Additional Information
Apify is the largest marketplace of tools for AI. 30,000+ Actors helping people and agents get real-time web data, track competitors, generate leads, or integrate their apps. Actors are built by a global creator community that now earns more than $1M every month.
Join us to help people put the web to work. Apify can find missing children , protect consumers from fake discounts across the EU , and feed data to AI chatbots .
We're looking for a Data Engineer to own the integration layer between Snowflake and the operational tools that run Apify's go-to-market and product motion: HubSpot, Intercom, Mixpanel, and Segment.

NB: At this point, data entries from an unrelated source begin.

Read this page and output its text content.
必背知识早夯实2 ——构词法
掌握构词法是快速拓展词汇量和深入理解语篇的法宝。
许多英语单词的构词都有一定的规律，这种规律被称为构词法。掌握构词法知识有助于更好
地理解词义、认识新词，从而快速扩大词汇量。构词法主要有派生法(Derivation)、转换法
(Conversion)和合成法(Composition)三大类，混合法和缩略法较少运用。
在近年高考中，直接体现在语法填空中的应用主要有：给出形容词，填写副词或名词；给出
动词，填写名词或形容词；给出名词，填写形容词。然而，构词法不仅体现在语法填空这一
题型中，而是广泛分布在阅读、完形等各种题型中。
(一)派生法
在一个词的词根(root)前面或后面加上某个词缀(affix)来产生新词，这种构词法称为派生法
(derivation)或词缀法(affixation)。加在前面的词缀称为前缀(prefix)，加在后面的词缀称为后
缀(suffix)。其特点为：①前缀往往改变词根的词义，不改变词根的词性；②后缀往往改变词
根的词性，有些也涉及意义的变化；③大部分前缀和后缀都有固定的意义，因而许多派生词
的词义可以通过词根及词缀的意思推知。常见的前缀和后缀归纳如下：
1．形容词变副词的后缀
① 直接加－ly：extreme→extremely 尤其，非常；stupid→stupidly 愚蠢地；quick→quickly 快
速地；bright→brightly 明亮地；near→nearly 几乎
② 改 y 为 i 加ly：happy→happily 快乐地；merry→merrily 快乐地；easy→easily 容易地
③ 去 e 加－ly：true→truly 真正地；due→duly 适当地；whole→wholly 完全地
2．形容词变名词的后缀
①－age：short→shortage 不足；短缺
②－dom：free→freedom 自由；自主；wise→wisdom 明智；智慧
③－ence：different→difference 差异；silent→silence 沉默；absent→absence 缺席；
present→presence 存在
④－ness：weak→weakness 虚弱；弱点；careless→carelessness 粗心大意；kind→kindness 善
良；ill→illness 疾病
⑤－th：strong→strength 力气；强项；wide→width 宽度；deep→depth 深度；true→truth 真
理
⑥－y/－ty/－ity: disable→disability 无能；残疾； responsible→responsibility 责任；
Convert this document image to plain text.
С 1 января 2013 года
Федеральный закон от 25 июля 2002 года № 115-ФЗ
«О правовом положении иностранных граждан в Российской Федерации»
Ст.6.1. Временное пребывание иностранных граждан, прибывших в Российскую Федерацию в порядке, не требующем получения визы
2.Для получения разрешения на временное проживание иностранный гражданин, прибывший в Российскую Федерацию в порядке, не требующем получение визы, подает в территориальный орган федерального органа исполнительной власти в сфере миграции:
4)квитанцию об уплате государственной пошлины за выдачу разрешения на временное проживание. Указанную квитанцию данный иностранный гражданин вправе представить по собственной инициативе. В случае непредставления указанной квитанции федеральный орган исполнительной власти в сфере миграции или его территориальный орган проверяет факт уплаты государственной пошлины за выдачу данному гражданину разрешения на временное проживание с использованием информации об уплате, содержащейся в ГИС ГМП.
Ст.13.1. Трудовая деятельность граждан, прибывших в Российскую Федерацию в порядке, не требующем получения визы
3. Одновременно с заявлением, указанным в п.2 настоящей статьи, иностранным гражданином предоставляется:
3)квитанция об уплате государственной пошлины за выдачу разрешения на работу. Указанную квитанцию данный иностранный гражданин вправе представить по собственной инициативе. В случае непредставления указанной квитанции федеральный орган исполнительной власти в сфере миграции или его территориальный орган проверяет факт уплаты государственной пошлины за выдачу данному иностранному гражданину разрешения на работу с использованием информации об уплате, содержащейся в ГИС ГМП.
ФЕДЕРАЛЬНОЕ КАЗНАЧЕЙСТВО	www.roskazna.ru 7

You'll make sure the right data lands in the right system at the right time, with the right shape, so Sales, Marketing, Customer Success, and Product teams can act on it.
You'll be the 9th member of the data team - joining a mix of analytical engineers, analysts, and data scientists - at the moment Segment is being rolled out as Apify's CDP. That's yours to land end-to-end.
What you'll be working on:
Own the integration domain end to end - all pipelines, transformations, and Snowflake models that connect HubSpot, Intercom, Mixpanel, and Segment to the rest of the platform, in both directions.
Design event tracking and the CDP layer with the RevOps team as Segment becomes the source of truth for behavioral data flowing into product, marketing, and CRM systems.
Build reliable, observable pipelines in Keboola and dbt - with clear data contracts, schema tests, freshness guarantees, and alerting.
Model integration data in Snowflake so HubSpot, Intercom, Mixpanel, and Segment data lands in well-defined tables that downstream consumers can trust, with documentation that analysts and scientists can actually use.
Power lifecycle automations - PQA scores back into HubSpot, behavioral campaigns in Intercom and customer.io , product usage signals - by shipping the data they depend on.
Diagnose and resolve pipeline incidents independently - trace lineage across multiple components, find root causes, fix, and write the runbook so it doesn't bite the next person.
Tech stack
Snowflake - data warehouse
Keboola - extractors, writers, and orchestration
dbt - transformations on Snowflake (orchestrated by Keboola; this is where we're actively migrating existing transformation logic)
Tableau and Redash - BI
n8n - workflow automation
Segment - CDP, currently being rolled out end-to-end
Who we're looking for:
3+ years of data engineering experience, with meaningful time spent on integrations between a cloud warehouse and operational SaaS tools (HubSpot, Salesforce, Intercom, Zendesk, Mixpanel, Amplitude, Segment, RudderStack, or similar).
Fluent in SQL (window functions, CTEs, complex multi-source joins, query optimization) and comfortable in Python for the parts a no-code tool can't handle.
Production experience with Snowflake (or BigQuery, Databricks, Redshift), and an understanding of the cost, performance, and access-control tradeoffs of a usage-based warehouse.
Experience building end-to-end pipelines combining an orchestration or ELT platform (Keboola, Fivetran, Airflow, Dagster, Prefect, Matillion) with a transformation framework like dbt.
Hands-on experience with a CDP (Segment, RudderStack, mParticle) - tracking plans, schemas, identity resolution, downstream consumers - not just installing the snippet.
You think in data contracts - schema stability, freshness SLAs, documented field definitions - and treat the boundary between your domain and downstream consumers as a first-class interface.
Comfortable with reverse ETL (Census, Keboola, or hand-rolled), and you understand what it means to write back to a CRM that humans are also editing.
Pragmatic about tooling - happy to use n8n for the right job, and equally happy to write proper code when that's the right call.
Able to explain why a dashboard moved and what it means to non-technical stakeholders in Sales, Marketing, and Customer Success, in English, both in writing and in person.